Il giudice di legittimità ha affermato, in proposito, come nei precedenti gradi di giudizio fosse stato omesso il necessario accertamento presuntivo da condursi con riferimento al danno patrimoniale a titolo di chances perdute. Tale indagine, a dire della Corte, constava in una “complessa valutazione di tipo prognostico” e non poteva limitarsi a rilevare nell’assenza di un’attività lavorativa una totale esclusione di danni futuri. In particolare, a parere della Suprema Corte, negando il riconoscimento predetto, il giudice si sarebbe espresso limitatamente alla capacità lavorativa specifica della ricorrente, omettendo l’ulteriore esame della relativa capacità lavorativa generica, da liquidarsi in via equitativa ex art. 1226 c.c. (“se il danno non può essere provato nel suo preciso ammontare, è liquidato dal giudice con valutazione equitativa”). Infatti, continua il Supremo Collegio, “nei casi in cui l’elevata percentuale di invalidità permanente rende altamente probabile, se non addirittura certa, la menomazione della capacità lavorativa specifica ed il danno che necessariamente da essa consegue”il giudice di merito è ulteriormente chiamato a condurre il sopra richiamato accertamento “in ordine alla riduzione della perdita di guadagno nella sua proiezione futura” anche in termini di perdita di chance.
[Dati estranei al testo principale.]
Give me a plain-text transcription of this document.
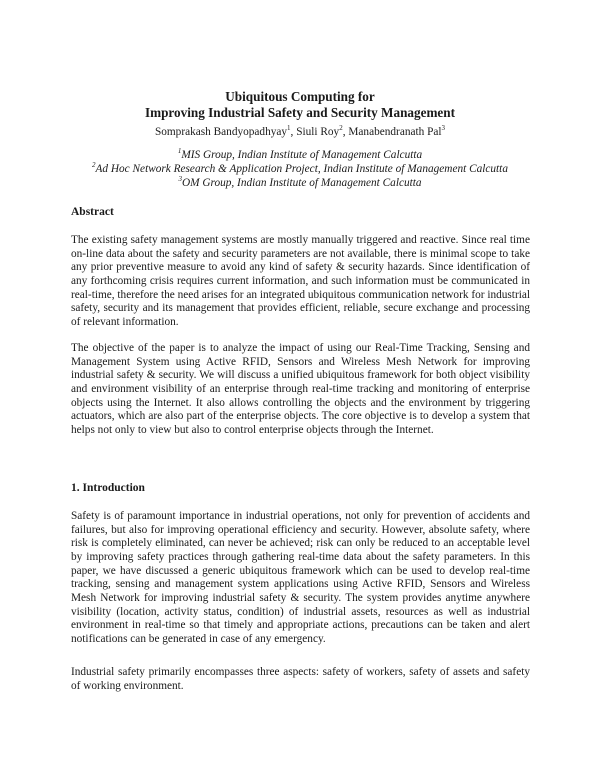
Ubiquitous Computing for
Improving Industrial Safety and Security Management
Somprakash Bandyopadhyay$^1$, Siuli Roy$^2$, Manabendranath Pal$^3$
$^1$MIS Group, Indian Institute of Management Calcutta
$^2$Ad Hoc Network Research & Application Project, Indian Institute of Management Calcutta
$^3$OM Group, Indian Institute of Management Calcutta
Abstract

The existing safety management systems are mostly manually triggered and reactive. Since real time on-line data about the safety and security parameters are not available, there is minimal scope to take any prior preventive measure to avoid any kind of safety & security hazards. Since identification of any forthcoming crisis requires current information, and such information must be communicated in real-time, therefore the need arises for an integrated ubiquitous communication network for industrial safety, security and its management that provides efficient, reliable, secure exchange and processing of relevant information.

The objective of the paper is to analyze the impact of using our Real-Time Tracking, Sensing and Management System using Active RFID, Sensors and Wireless Mesh Network for improving industrial safety & security. We will discuss a unified ubiquitous framework for both object visibility and environment visibility of an enterprise through real-time tracking and monitoring of enterprise objects using the Internet. It also allows controlling the objects and the environment by triggering actuators, which are also part of the enterprise objects. The core objective is to develop a system that helps not only to view but also to control enterprise objects through the Internet.

1. Introduction

Safety is of paramount importance in industrial operations, not only for prevention of accidents and failures, but also for improving operational efficiency and security. However, absolute safety, where risk is completely eliminated, can never be achieved; risk can only be reduced to an acceptable level by improving safety practices through gathering real-time data about the safety parameters. In this paper, we have discussed a generic ubiquitous framework which can be used to develop real-time tracking, sensing and management system applications using Active RFID, Sensors and Wireless Mesh Network for improving industrial safety & security. The system provides anytime anywhere visibility (location, activity status, condition) of industrial assets, resources as well as industrial environment in real-time so that timely and appropriate actions, precautions can be taken and alert notifications can be generated in case of any emergency.

Industrial safety primarily encompasses three aspects: safety of workers, safety of assets and safety of working environment.
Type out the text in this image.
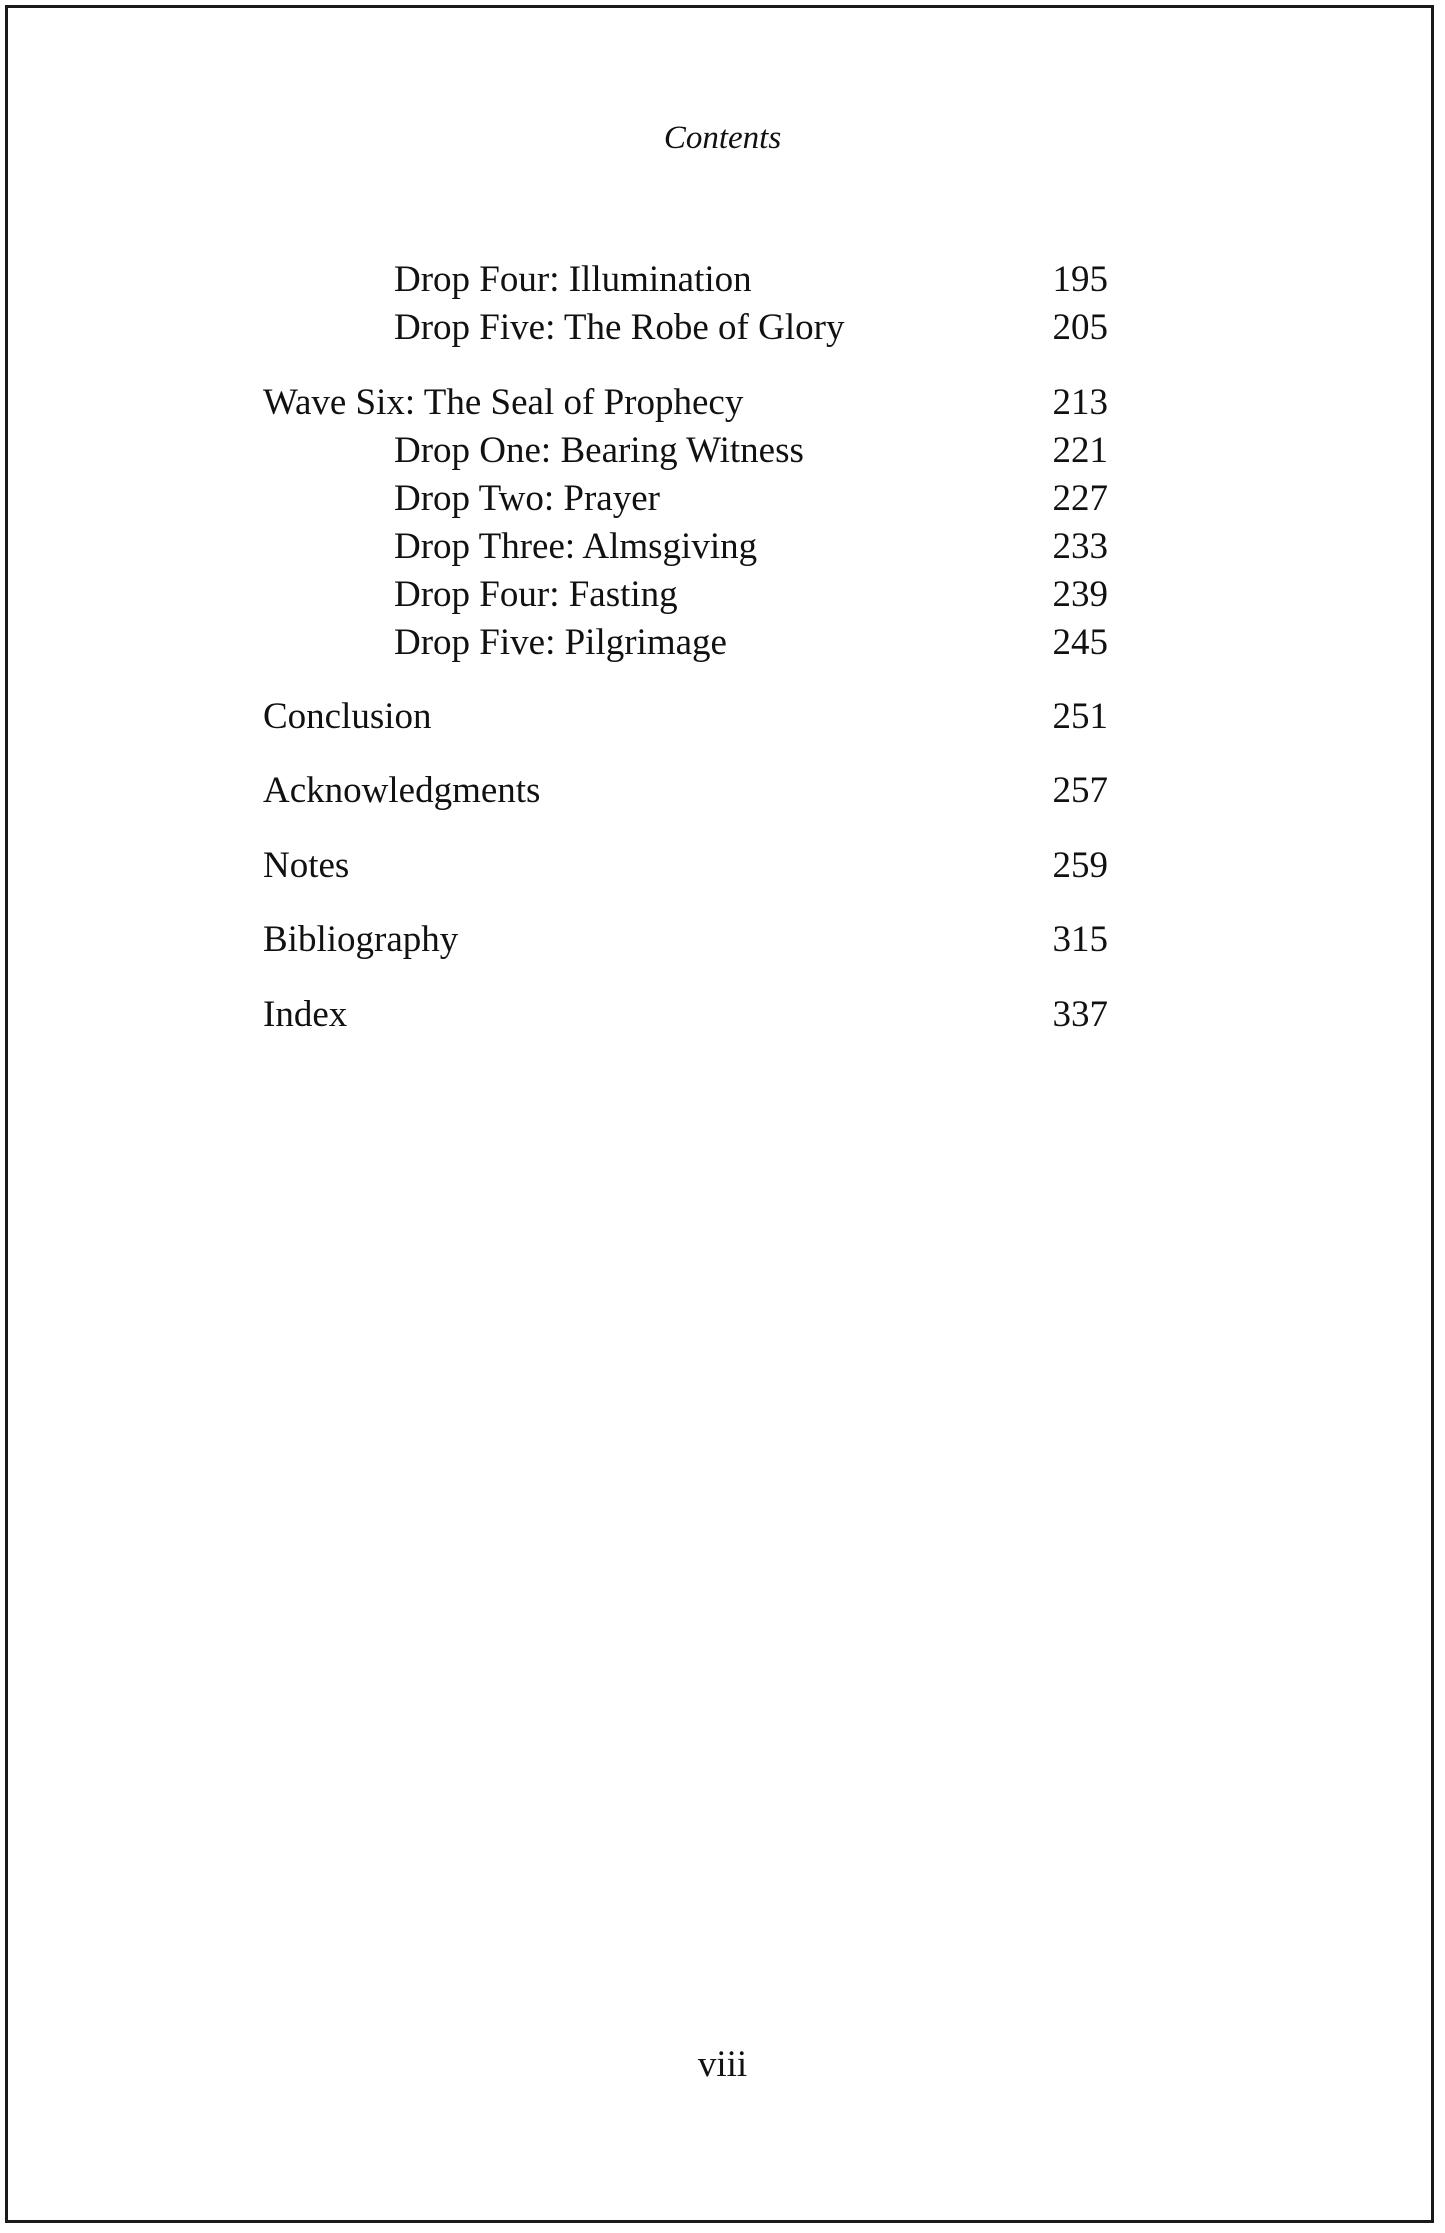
Contents
Drop Four: Illumination	195
Drop Five: The Robe of Glory	205
Wave Six: The Seal of Prophecy	213
Drop One: Bearing Witness	221
Drop Two: Prayer	227
Drop Three: Almsgiving	233
Drop Four: Fasting	239
Drop Five: Pilgrimage	245
Conclusion	251
Acknowledgments	257
Notes	259
Bibliography	315
Index	337
viii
A tal proposito, occorre presumere la sussistenza del danno ogniqualvolta dagli elementi fattuali a disposizione dell’autorità giudiziaria emerga una “ragionevole probabilità” che la vittima dell’incidente possa in futuro percepire un reddito di entità inferiore rispetto a quanto avrebbe per converso “conseguito in assenza di infortunio” (tale assunto è stato più volte ribadito dalla giurisprudenza di legittimità, si legga, in questo senso, Cassazione, sentenza n. 21497 del 2005, sentenza n. 17514 del 2011, sentenza n. 25634 del 2013, nonché sentenza n. 12211 del 2015), non venendo in rilievo, in alcun modo, in tale ultima ipotesi, il fatto che il danneggiato sia o meno disoccupato.